Photo: Dan Primack
Those Greenwich, Connecticut-based money managers who claimed the $254 million Powerball Jackpot prize Monday are not the real winners, one of their “friends” told London’s Daily Mail. [via New York Post]Real estate agent Tom Gladstone, who the Daily Mail describes as a family friend, claims the three Belpointe Asset Management employees accepted the lottery prize on behalf of one of their clients so that individual could remain anonymous.
Here’s what he told The Daily Mail:
“The person who really won it is anonymous. They set up the trust so that Brandon and his two partners could claim they won it and that the real winner wouldn’t get hassled.”

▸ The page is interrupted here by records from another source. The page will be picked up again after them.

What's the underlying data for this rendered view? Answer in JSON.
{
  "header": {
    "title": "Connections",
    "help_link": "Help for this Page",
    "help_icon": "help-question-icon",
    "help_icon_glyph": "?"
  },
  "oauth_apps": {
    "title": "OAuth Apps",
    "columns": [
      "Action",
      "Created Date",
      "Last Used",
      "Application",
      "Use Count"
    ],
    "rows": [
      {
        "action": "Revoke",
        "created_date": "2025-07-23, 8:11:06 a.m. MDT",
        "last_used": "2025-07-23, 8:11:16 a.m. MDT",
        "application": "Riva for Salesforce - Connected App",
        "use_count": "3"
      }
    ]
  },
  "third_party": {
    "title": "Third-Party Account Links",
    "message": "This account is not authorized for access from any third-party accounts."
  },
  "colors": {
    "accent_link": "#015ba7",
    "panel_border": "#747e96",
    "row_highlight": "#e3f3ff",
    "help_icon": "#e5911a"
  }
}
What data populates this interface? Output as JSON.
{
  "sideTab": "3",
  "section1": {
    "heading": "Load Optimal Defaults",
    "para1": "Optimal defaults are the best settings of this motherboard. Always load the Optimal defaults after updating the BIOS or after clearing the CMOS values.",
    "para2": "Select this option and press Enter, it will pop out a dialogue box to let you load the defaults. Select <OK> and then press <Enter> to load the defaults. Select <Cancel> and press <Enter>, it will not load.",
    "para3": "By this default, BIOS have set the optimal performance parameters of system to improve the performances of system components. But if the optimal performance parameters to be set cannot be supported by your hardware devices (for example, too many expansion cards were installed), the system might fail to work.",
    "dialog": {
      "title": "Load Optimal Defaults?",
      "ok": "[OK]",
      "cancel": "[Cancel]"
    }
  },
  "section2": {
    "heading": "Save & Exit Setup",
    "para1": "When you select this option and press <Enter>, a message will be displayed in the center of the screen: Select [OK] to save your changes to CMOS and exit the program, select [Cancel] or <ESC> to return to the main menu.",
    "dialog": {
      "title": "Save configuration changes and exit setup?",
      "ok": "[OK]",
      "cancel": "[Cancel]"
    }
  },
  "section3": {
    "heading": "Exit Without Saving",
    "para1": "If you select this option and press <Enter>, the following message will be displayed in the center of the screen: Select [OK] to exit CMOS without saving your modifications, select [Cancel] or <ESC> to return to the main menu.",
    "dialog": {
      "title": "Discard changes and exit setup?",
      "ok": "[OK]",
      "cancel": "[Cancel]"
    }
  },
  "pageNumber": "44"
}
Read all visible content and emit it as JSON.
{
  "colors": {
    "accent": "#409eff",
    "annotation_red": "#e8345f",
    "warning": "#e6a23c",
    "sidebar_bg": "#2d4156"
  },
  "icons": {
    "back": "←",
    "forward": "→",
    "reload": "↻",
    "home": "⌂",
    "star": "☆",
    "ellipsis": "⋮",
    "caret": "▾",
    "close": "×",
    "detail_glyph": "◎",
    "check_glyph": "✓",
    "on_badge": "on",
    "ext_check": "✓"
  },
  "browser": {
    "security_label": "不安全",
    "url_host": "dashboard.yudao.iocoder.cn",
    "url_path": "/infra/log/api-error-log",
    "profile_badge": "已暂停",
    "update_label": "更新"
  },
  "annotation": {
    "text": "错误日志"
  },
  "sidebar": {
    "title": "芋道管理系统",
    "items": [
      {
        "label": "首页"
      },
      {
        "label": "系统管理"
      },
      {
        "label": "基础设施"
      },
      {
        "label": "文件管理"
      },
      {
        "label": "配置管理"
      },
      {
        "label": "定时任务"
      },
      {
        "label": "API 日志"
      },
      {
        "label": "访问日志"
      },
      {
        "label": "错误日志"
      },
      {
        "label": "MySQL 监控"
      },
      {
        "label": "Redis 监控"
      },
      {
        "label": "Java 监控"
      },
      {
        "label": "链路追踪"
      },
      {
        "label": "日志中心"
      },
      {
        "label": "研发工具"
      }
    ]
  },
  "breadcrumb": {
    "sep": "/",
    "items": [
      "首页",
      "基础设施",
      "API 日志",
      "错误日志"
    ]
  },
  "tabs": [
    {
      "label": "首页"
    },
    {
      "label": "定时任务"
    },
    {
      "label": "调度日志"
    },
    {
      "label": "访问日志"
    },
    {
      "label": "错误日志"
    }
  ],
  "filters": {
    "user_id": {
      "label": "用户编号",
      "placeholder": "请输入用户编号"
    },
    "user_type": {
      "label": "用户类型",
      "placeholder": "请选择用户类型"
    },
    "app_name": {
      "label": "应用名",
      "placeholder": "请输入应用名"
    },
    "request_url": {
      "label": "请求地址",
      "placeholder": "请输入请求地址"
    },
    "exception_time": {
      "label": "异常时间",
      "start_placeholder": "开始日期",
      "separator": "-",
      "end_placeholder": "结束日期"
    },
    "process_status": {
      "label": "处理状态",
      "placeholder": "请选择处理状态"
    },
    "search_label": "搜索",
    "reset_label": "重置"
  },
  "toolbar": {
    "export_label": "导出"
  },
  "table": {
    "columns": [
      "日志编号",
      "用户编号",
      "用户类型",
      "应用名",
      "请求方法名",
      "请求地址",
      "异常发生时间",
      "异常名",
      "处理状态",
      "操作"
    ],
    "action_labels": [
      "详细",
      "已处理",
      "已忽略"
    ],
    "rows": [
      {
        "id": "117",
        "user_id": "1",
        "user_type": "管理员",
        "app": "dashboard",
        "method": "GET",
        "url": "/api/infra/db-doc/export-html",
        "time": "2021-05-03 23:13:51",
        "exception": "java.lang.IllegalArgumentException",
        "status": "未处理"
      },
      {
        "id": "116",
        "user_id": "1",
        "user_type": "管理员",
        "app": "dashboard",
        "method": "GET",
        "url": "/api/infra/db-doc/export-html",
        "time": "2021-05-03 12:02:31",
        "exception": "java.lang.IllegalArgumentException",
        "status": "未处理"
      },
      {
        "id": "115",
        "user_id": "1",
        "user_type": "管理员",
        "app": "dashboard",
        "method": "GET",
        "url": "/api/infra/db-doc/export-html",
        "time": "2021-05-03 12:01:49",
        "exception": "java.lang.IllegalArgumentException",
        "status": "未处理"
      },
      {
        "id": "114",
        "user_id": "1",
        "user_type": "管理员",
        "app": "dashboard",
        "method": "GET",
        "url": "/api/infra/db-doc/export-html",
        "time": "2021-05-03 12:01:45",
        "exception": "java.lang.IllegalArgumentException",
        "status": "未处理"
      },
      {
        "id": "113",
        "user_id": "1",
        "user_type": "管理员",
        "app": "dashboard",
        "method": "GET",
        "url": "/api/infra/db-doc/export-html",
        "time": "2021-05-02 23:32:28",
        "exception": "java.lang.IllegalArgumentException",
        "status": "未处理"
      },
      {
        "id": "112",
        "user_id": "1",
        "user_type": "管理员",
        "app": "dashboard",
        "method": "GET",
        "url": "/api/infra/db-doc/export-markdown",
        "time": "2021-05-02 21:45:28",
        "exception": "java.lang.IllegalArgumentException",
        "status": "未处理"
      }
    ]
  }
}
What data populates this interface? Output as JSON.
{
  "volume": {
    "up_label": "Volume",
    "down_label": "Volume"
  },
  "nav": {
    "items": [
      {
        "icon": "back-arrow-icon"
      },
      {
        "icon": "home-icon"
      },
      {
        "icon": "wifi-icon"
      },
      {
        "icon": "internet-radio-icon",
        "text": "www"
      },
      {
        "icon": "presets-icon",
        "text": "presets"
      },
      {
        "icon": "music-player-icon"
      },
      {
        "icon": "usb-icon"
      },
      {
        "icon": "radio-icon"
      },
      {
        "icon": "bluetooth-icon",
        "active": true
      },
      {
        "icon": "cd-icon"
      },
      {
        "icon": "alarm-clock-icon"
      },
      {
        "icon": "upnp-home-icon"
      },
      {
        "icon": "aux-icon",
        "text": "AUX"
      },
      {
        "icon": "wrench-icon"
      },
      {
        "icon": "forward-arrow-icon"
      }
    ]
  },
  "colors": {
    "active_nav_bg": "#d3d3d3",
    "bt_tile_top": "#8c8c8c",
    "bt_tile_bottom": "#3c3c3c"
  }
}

“They have said they are going to give it to charity but they are going to manage the money. They are going to make a donation but they are keeping a large proportion of the money and they are going to manage it.”
“The winner is a client of theirs and their clients are a mixture of larger and smaller investors. By Wall St standards they are not big players.”
The winners announced yesterday were Gregg Skidmore, Brandon Lacoff and Tim Davidson from Putnam Avenue Family Trust, which they formed after Davidson purchased the winning ticket from a gas station for just $1 dollar, the Associated Press reported.
Investigative reporter Teri Buhl points out that during the press conference the money managers were mum and left several reporters frustrated after they failed to answer questions about how exactly they got together to buy the winning lotto ticket.
Buhl also notes that the trio had to undergo ethics check by the Connecticut lottery commission prior to accepting the prize. She explained that process entails checking for liens or unpaid taxes they might have. They all passed.
She raises an interesting point about Gladstone’s claim there is an anonymous real winner. [via teribuhl.com]
Assuming Gladstone has his facts straight and the trio didn’t win the ticket this leaves the CT Lottery Commission with a challenge. They can’t check if there are liens or unpaid taxes against the real winner.
Sounds like these guys might have some serious explaining to do.